Fonte: Folha de SP
Entre os impactos causados pela pandemia de Covid-19, a fome é um problema social que voltou com força à mesa dos brasileiros.
Segundo o Grupo de Pesquisa Alimento para Justiça, 125,6 milhões de brasileiros (59% da população) não comeram em quantidade e qualidade ideais desde a chegada do coronavírus.
Em situação ainda pior, são os estimados 19 milhões de pessoas no país que passaram fome em 2020, primeiro ano da crise sanitária, de acordo com estudo da Rede Penssan (Rede Brasileira de Pesquisa em Soberania e Segurança Alimentar e Nutricional).
Para amenizar a insegurança alimentar que pesa contra as famílias mais vulneráveis, uma coalização formada por empresários do setor supermercadista do país lançou uma campanha de arrecadação de doações em dinheiro nesta terça-feira (20).
Todo o dinheiro angariado será convertido em cestas básicas ou cartões com crédito de R$ 100 para compras de alimentos em qualquer supermercado do país. O modelo é parecido com o Programa Bolsa Família, mas a diferença é que o crédito só será usado na aquisição de alimentos e será ofertado, inicialmente, uma única vez.

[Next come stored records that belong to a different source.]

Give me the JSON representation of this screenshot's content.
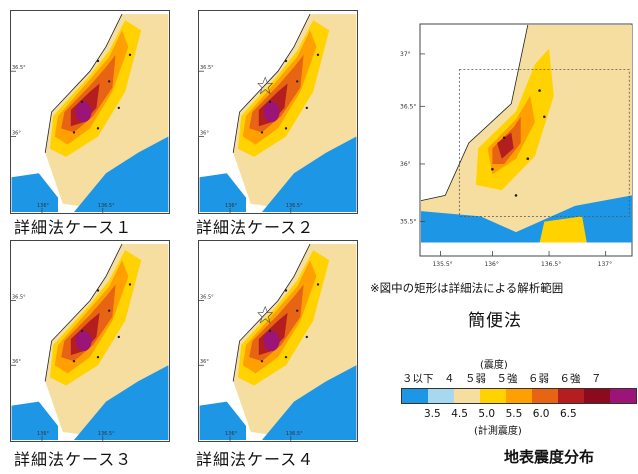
{
  "panels": [
    {
      "caption": "詳細法ケース１",
      "lat_ticks": [
        "36.5°",
        "36°"
      ],
      "lon_ticks": [
        "136°",
        "136.5°"
      ],
      "star": false
    },
    {
      "caption": "詳細法ケース２",
      "lat_ticks": [
        "36.5°",
        "36°"
      ],
      "lon_ticks": [
        "136°",
        "136.5°"
      ],
      "star": true
    },
    {
      "caption": "詳細法ケース３",
      "lat_ticks": [
        "36.5°",
        "36°"
      ],
      "lon_ticks": [
        "136°",
        "136.5°"
      ],
      "star": false
    },
    {
      "caption": "詳細法ケース４",
      "lat_ticks": [
        "36.5°",
        "36°"
      ],
      "lon_ticks": [
        "136°",
        "136.5°"
      ],
      "star": true
    }
  ],
  "simple_map": {
    "lat_ticks": [
      "37°",
      "36.5°",
      "36°",
      "35.5°"
    ],
    "lon_ticks": [
      "135.5°",
      "136°",
      "136.5°",
      "137°"
    ],
    "note": "※図中の矩形は詳細法による解析範囲",
    "caption": "簡便法"
  },
  "legend": {
    "title": "(震度)",
    "top_labels": "３以下　４　５弱　５強　６弱　６強　７",
    "bottom_labels": "3.5　4.5　5.0　5.5　6.0　6.5",
    "subtitle": "(計測震度)",
    "colors": [
      "#1e96e6",
      "#a8d8f0",
      "#f5dea0",
      "#ffd200",
      "#ffa000",
      "#e66414",
      "#b41e1e",
      "#8c0a1e",
      "#9b1478"
    ]
  },
  "figure_title": "地表震度分布"
}
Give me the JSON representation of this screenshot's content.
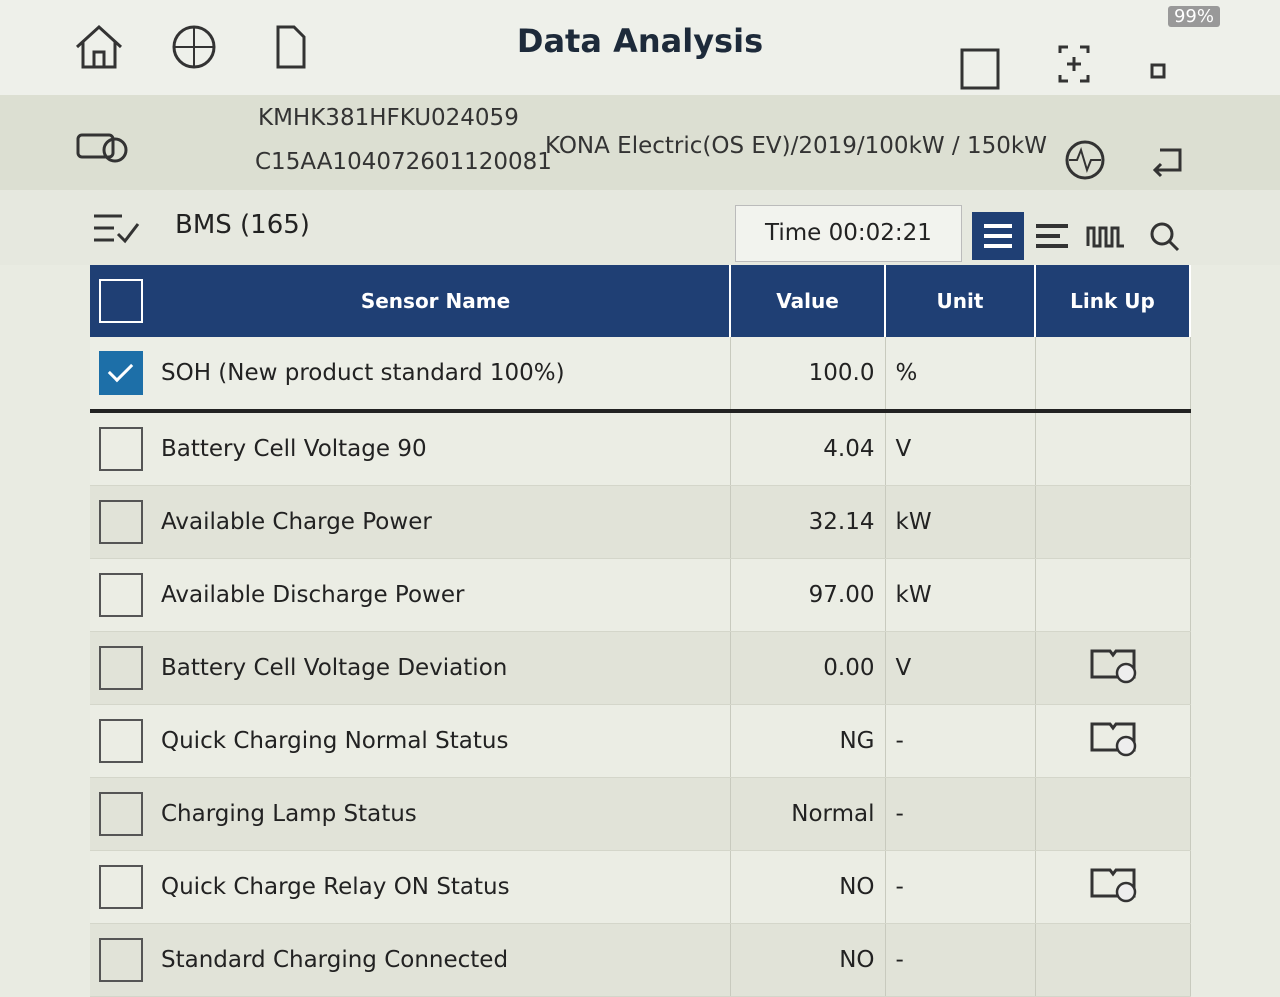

Sob o guarda-chuva da Abras (Associação Brasileira de Supermercados), a campanha terá a duração de 120 dias e pretende alcançar não apenas o empresariado do setor, mas doadores de outros segmentos, além de pessoas físicas.
João Galassi, presidente da Abras, disse na apresentação da campanha aos jornalistas que as doações serão divididas em dois grupos para facilitar a logística de distribuição a quem mais precisa.As doações de até R$ 5.000 serão entregues à Ação Cidadania, ONG fundada pelo sociólogo Betinho (1935-1997), que combate a insegurança alimentar no país há 28 anos. A entidade vai converter os valores doados em cestas básicas.
Com sua rede capilarizada de entregas de alimentos, a Ação Cidadania disse que emitirá um comprovante fiscal aos doadores após a entrega dos alimentos aos beneficiados.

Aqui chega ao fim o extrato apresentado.